你们必晓得真理,真理必叫你们得以自由。

张忠栋教授与现代中国\台湾自由主义人物的研究〉

潘光哲*

转自思想评论

一.

        业师张忠栋教授早期是研究美国史的专家(特别侧重于「中美关系史」领域)[1]。然则,像他引述美国学界解释冷战起源的各种趋向[2],或如对孙中山民生主义思想渊源的讨论,更从美国「进步主义」(Progressivism)思潮的宽广脉络进行探讨,非仅只着眼于亨利.佐治(Henry George)与孙中山的思想关联[3],都显示张老师研究工作的广角视野。不过,在张老师的学术遗产中,最具代表性的,也最深富意义的,则是以胡适为起点,对于现代中国\台湾自由主义人物的系列研究成果。

        一九八○年代初期,张老师涉足现代中国\台湾自由主义人物之始,这个研究领域并没有可观的成果。以广被推崇为自由主义一代宗师的胡适为例,那还是一个连他的著述编年的基本成果尚且颇有阙憾的时代[4],如何能期望「胡适思想」的园地开出灿烂的花朵?是以,除了一部尚具规模的英文研究专书外[5],中文世界里有一定水准,可堪诵读的学术专书,屈指可数。反倒是胡适个人与美国哥伦比亚大学进行「口述历史」计画遗留下来的《胡适口述自传》[6],及此书译注者唐德刚的《胡适杂忆》[7],更为一般想要亲近胡适的人身造型及其思想的读者,开展了一个丰富的世界。张老师是在举足凭借惟艰的年代中,以胡适为起点,开步迈进现代中国\台湾自由主义人物的研究领域的。等到他向我们告别的一九九○年代末期,竟已是足以容人贪婪地阅读各种文献,一窥这个领域之源流根脉的时代。

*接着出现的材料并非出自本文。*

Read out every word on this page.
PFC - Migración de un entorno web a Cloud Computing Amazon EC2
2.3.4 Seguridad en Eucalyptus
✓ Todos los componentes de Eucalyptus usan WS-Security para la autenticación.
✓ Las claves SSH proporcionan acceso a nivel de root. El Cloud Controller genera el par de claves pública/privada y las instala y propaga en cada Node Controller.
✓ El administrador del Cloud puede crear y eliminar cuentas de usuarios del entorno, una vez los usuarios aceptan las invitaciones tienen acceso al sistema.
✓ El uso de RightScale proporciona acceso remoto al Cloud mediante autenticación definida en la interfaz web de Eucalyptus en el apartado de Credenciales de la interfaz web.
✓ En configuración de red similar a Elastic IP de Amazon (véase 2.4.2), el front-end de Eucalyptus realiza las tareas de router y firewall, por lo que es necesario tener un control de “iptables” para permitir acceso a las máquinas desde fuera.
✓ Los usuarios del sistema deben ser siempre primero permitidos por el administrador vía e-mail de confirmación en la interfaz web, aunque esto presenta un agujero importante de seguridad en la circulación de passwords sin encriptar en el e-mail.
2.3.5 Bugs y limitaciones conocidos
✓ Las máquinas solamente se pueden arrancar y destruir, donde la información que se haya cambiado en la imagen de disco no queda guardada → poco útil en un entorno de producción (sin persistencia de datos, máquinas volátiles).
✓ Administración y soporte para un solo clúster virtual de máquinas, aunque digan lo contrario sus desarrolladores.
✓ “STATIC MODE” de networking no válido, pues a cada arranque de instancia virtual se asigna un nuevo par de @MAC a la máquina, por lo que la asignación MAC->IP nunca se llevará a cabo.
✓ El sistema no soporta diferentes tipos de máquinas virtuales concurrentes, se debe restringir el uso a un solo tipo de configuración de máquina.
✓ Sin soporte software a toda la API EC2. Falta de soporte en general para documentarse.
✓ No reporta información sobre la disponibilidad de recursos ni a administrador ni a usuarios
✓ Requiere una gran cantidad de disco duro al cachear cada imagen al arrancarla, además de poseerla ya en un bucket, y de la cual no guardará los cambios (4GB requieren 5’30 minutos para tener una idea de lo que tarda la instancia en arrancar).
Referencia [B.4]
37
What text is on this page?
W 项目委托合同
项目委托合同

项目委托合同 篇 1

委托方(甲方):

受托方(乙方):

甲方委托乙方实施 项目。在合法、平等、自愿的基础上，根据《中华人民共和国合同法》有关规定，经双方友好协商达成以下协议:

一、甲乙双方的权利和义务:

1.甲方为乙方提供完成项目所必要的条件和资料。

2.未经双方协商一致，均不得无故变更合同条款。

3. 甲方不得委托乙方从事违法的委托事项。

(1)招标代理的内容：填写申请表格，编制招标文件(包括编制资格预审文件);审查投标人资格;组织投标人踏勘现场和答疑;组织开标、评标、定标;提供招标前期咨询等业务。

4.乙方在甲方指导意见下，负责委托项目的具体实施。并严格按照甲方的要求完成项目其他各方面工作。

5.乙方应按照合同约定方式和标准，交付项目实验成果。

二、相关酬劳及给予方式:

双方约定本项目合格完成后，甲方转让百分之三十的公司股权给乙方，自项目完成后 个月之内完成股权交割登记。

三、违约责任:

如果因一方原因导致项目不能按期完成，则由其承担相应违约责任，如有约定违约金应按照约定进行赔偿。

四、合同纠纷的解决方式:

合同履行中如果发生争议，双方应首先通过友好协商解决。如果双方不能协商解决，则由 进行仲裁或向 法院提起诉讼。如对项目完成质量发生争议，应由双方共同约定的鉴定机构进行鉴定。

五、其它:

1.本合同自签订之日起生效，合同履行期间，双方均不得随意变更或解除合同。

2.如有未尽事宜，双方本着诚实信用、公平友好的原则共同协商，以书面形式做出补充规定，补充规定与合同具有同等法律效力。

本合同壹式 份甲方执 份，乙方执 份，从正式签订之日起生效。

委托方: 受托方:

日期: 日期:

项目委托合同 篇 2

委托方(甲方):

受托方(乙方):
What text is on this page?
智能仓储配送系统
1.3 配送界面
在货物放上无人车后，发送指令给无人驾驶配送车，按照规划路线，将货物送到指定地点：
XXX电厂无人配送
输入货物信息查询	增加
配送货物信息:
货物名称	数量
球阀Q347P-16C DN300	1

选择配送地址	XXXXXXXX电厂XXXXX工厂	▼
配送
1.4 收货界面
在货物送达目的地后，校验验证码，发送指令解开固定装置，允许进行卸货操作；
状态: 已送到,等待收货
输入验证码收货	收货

文献资料大量出土以后,剩下的就是研究者本身的心智的探险工作──如何解析分疏文献意涵,厘清设定其时代意涵,就此提上了研究者亟需面对的日程。

二.

        张老师开展现代中国\台湾自由主义人物的领域,起步于析论在1930年代中日紧张关系背景下,胡适对因应日本侵略中国交涉事宜的意见;复次,重行评价胡适在驻美大使任内的表现。严格说来,仍皆未脱离研究中美关系史领域的「本业」。然而,由于现实环境的变化,特别是自1979年台美断交,带动台湾内部政情的转变,时常在报刊发表政治评论的张老师,遂对胡适当年的政治意见也产生了强烈的研究兴趣,于是渐次脱离中美关系史的领域,进一步探索胡适的政论(《胡适五论.自序》),述论胡适自从19225月《努力周报》创办以降,直至告别人间的政治言论和活动。此后,张老师更直道而行,陆续探索殷海光、雷震等等自由主义人物艰苦寂寞的生命旅程。辛勤多年,费心耕耘,集结成《胡适五论》[8]与《胡适.雷震.殷海光:自由主义人物画像》[9]两部专书(后者因绝版之故,于1998年增订改版,添加两篇文章:描摹夏道平与殷海光交谊的〈夏道平与殷海光〉、悼念傅正先生的〈永远活在众人心中〉,更易书名为《自由主义人物》[10],再度问世)。集而观之,对现代中国\台湾自由主义人物的艰难历程而言,这两部书是可以指引后世学人识其大道所向的蓝图,藉之立基,从而继续开展与深化现代中国\台湾自由主义人物与思潮的探索工作。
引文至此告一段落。